(1) Sometime during the primaries, for no obvious reason, it occurred to me to reflect on the question: suppose I were a black parent: how would I handle the conversation with my child about whether or not she could be President? The idea that in America anyone can be President is so basic to our national mythology that, I imagined, the question would come up at some point; at any rate, I couldn’t assume that it would not. What would I say? Would I try to explain to my child that while perhaps, in her lifetime, an African-American might become President, it didn’t seem that likely at the moment? Would I lie? Or would I say that of course she could become President, even though I didn’t believe it, on the grounds that I didn’t know for a fact that it wasn’t so, and that I should not blight her hopes without certain knowledge?
I didn’t know what I would choose. But I hated the fact that these seemed to be the options. I hated it all the more because, as I said, the idea that in America anyone can become President is so basic, and so if I believed that neither I nor my child could ever become President, that thought would have to take the form: it is part of what America is that we think that anyone can become President, but it is not true for people who look like we do. We are exceptions. These ideals do not apply to us.

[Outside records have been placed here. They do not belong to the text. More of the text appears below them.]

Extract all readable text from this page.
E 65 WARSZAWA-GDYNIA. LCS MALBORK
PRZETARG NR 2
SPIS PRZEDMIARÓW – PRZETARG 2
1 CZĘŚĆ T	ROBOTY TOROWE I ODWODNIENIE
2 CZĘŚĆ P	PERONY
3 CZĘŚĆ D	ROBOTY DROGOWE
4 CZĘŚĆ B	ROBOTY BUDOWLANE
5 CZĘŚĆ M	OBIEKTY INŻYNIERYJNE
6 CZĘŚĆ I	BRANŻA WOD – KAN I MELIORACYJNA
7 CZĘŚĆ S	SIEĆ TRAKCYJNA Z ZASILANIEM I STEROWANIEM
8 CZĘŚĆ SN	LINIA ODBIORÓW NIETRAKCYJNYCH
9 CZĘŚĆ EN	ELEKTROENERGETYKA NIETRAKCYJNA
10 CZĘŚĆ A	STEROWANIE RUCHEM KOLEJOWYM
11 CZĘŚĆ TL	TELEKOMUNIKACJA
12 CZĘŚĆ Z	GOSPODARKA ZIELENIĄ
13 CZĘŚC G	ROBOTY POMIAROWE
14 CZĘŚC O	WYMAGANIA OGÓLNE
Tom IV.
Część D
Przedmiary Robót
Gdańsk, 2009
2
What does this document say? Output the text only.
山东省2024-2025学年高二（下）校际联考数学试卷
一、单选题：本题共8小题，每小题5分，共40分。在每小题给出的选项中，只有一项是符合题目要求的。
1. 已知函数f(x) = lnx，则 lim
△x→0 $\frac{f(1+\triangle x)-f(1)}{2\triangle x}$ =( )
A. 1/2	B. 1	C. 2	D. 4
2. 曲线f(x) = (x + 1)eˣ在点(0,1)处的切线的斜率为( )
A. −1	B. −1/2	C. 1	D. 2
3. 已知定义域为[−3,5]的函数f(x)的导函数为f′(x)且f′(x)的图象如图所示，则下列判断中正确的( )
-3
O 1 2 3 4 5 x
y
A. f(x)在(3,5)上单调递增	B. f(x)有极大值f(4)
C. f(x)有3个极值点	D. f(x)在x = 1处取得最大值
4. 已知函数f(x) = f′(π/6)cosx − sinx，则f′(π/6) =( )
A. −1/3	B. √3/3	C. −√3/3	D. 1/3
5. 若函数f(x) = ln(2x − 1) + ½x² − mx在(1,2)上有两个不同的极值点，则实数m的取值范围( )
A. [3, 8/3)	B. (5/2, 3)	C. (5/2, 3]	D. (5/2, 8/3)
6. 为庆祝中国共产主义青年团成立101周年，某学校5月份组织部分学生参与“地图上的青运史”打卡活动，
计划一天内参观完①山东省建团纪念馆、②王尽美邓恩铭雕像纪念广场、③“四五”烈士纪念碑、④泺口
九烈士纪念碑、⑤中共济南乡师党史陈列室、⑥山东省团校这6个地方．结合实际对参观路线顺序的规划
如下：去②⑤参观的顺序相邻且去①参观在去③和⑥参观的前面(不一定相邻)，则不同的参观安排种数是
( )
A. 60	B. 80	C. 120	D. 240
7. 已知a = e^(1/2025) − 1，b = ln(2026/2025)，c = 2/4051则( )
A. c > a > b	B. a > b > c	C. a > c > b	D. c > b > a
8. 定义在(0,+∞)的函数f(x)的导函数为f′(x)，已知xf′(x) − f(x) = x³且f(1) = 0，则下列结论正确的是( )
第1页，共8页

Of course, I knew all that before, but somehow the idea of trying to explain it to my child, to whom I ought to be able to say that the entire world was open to her if she worked hard and did right and had the talent, who I ought to try to prepare to face any danger and rise to any challenge, and whose heart I ought, above all, never ever to break — it brought it home in a new way. I suppose this is better than the conversations of an earlier era — the ones about why we couldn’t just get a soda in the department store, or sit down in the bus, or do anything, ever, that might annoy some white person, not to mention the still earlier conversations about how her daddy had been sold and she wouldn’t get to see him again — but still.
No parent ever has to wonder how to have that conversation any more: whether to lie to his child or to take her dreams away before she’s had a chance to try to realize them.
That is extraordinary.
(2) After eight years of assault on our Constitution, we have elected a President who teaches Constitutional law. I cannot express what this means to me.
“The skill of an Obama administration has yet to be proven. The structure of our government will prove a more able opponent of change than John McCain. But for the first time in years, I have the basic sense that it’s going to be okay. Not great, necessarily. And certainly not perfect. But okay. The country will be led by decent, competent people who fret over the right things and employ the tools of the state for recognizable ends. They may not fully succeed. But then, maybe they will. At the least, they will try. And if they fail in their most ambitious goals, maybe they will simply make things somewhat better. After the constant anxiety and uncertainty of the last eight years, maybe that’s enough.”
I think I might put the odds of actual goodness slightly higher than Ezra does. But the knowledge that we will at least have basic competence is an immense, almost inexpressible relief.
(4) I live in a rather sedate part of Baltimore. It’s residential; you can find largeish streets if you walk four or five blocks, but it’s nothing like a downtown commercial district.
I had just gotten home from watching the election returns with friends, and I was checking some results on my computer. Suddenly, I heard this huge cheer coming from all around me. It wasn’t a crowd in the streets, or a visible celebration, though it sounded like one: as though there was a victory parade right outside my windows, on all sides. It was people in a bunch of townhouses reacting to the fact that the networks had called the race for Obama. Everyone was cheering. About fifteen minutes later, someone started shooting off fireworks. Horns were honking, people were cheering. It went on for at least an hour.
(5) I still can’t really believe that Obama actually won. But I’m trying.